Parents who lost children to drug toxicity call for B.C. government to do more on overdose crisis
CBC
"That half a pill that he took killed him."
Sandra Tully, who lost her eldest son in 2016 after he took a pill he thought was OxyContin but was laced with a fatal amount of fentanyl, is a member of Moms Stop The Harm (MSTH), an organization of Canadian families who have experienced substance-use-related harms and deaths.
The organization held a rally on Thursday morning outside MLA Todd Stone's office in Kamloops, B.C., in response to the B.C. Coroner's Service's Wednesday announcement that 2,224 people died in the province in 2021 as a result of suspected illicit-drug overdose — marking the province's deadliest year ever recorded.
Organizers of the rally are demanding safe drug supply, decriminalization of small amounts of illicit drugs for personal use, and more treatment resources for people seeking to detox.
"I would really encourage everyone to understand … we are all human and we could all be subjected to some sort of addiction, so go easy on people," said Tully.

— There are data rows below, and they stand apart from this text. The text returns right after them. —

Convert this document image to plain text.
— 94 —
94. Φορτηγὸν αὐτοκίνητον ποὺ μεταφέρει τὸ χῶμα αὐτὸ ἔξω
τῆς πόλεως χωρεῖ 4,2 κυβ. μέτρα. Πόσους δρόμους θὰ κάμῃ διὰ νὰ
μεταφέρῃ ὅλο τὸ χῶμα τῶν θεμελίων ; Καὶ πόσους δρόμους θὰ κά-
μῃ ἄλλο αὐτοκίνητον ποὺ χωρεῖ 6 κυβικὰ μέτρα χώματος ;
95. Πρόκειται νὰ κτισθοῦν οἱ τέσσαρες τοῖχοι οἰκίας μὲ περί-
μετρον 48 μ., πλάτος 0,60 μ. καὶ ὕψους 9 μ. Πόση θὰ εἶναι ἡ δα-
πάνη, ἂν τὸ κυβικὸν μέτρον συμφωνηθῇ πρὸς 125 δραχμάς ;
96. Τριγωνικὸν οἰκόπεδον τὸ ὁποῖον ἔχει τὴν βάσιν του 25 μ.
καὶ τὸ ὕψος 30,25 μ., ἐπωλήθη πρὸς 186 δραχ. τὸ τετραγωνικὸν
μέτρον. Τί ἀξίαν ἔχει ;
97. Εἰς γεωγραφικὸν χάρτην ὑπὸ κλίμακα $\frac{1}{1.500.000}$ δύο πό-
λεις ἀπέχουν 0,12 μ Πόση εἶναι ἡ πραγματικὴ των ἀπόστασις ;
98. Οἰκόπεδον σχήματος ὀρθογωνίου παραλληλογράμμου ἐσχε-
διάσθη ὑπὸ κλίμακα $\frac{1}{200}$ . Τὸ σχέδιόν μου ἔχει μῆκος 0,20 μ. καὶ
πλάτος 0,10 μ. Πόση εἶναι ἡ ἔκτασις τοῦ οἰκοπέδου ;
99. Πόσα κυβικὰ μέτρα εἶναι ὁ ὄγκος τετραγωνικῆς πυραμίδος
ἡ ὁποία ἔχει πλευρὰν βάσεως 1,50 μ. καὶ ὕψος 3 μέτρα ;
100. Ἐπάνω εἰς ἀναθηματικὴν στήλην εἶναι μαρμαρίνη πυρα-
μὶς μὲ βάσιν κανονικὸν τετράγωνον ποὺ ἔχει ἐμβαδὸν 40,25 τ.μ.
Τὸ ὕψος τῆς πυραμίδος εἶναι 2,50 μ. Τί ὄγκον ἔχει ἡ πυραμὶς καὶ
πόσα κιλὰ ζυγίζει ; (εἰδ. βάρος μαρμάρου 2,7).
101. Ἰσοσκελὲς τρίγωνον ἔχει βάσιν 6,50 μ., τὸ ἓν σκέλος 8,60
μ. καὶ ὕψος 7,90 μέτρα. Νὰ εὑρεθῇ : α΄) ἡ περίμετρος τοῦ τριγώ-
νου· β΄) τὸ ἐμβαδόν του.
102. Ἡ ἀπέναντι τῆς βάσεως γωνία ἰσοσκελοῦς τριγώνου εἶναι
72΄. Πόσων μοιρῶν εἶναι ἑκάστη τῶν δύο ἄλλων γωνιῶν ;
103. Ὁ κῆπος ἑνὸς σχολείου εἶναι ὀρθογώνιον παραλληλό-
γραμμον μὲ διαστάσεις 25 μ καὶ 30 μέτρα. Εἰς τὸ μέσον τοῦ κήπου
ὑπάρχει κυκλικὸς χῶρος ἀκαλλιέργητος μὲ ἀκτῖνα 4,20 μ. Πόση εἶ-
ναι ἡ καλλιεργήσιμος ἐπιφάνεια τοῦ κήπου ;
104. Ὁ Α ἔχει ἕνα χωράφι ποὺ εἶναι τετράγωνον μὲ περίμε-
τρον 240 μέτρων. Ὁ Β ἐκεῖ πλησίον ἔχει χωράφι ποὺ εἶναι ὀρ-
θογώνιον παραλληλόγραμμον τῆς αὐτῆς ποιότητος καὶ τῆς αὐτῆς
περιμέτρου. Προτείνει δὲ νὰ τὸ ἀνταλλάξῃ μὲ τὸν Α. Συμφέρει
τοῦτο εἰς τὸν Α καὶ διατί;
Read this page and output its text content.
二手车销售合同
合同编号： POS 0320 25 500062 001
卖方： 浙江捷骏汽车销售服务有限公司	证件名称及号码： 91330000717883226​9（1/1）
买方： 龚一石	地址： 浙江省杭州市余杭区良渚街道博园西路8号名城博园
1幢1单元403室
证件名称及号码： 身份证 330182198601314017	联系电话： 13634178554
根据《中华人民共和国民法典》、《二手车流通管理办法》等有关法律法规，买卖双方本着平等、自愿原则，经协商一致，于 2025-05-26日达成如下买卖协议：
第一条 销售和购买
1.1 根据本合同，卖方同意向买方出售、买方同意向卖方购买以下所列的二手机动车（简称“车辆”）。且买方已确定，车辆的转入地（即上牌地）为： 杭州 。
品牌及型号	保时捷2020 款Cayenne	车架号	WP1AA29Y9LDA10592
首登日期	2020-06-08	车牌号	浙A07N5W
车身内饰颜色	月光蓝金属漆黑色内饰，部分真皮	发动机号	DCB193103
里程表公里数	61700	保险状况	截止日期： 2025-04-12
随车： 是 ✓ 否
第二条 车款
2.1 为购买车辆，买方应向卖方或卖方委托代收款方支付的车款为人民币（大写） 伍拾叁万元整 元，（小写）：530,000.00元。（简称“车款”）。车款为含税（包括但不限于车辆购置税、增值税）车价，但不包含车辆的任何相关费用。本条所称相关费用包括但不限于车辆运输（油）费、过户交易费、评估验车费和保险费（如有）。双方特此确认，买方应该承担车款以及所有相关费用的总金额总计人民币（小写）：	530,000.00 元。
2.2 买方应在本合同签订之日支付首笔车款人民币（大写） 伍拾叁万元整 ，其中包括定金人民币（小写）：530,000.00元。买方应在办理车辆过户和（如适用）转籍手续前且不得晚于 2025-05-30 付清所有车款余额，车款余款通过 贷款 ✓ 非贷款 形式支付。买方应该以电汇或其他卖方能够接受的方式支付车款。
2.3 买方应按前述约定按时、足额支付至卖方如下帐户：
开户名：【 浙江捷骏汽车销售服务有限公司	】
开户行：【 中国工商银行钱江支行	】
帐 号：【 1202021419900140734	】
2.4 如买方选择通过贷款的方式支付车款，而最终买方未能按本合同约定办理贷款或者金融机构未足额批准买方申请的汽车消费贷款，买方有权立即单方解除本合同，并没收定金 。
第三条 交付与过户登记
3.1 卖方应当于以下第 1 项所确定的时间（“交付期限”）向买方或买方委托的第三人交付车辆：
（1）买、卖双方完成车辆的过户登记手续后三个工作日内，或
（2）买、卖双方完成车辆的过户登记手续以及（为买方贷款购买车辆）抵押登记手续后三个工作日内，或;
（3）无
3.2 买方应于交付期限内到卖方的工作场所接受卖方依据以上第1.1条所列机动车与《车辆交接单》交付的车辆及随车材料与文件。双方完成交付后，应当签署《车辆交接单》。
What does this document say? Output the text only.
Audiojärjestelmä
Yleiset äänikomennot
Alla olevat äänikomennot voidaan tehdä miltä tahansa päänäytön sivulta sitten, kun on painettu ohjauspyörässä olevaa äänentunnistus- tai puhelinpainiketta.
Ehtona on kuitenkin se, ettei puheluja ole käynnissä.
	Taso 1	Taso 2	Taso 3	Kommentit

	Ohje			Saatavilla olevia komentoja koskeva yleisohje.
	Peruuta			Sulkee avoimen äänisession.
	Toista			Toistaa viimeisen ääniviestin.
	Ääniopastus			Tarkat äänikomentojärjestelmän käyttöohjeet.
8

The organization also held rallies in Vancouver and Victoria.
The death toll in 2021 is a 26 per cent increase from 2020, which was already a record-setting year with 1,716 suspected overdose deaths.
Cranbrook resident Pat O'Connell lost his son Byron to opioid poisoning in 2014. Byron was 27 when he overdosed on fentanyl while working in Alberta.
O'Connell said in an interview with Chris Walker on CBC's Daybreak South that the issue of drug overdose is on his mind every day.
"When we lost Byron he was the second recorded fentanyl death in Alberta at the time … here we are eight years later and we've gotten nowhere. Absolutely nowhere," said O'Connell.
O'Connell said the provincial government has not put enough funding toward addressing the drug toxicity crisis.
"I think part of it is there's no political will for somebody to step out of the box and address something that is going to be very controversial," said O'Connell.
Garth Mullins, drug user advocate and host of the Crackdown podcast, called for the resignation of B.C. Minister for Mental Health and Addictions Sheila Malcolmson on CBC's The Early Edition Thursday morning.
"Two thousand, two hundred and twenty-four deaths on your watch in a year, that is a report card with a big 'F' on it ... yesterday they had a press conference where they were just kind of proud of their progress. It was bizarre to watch."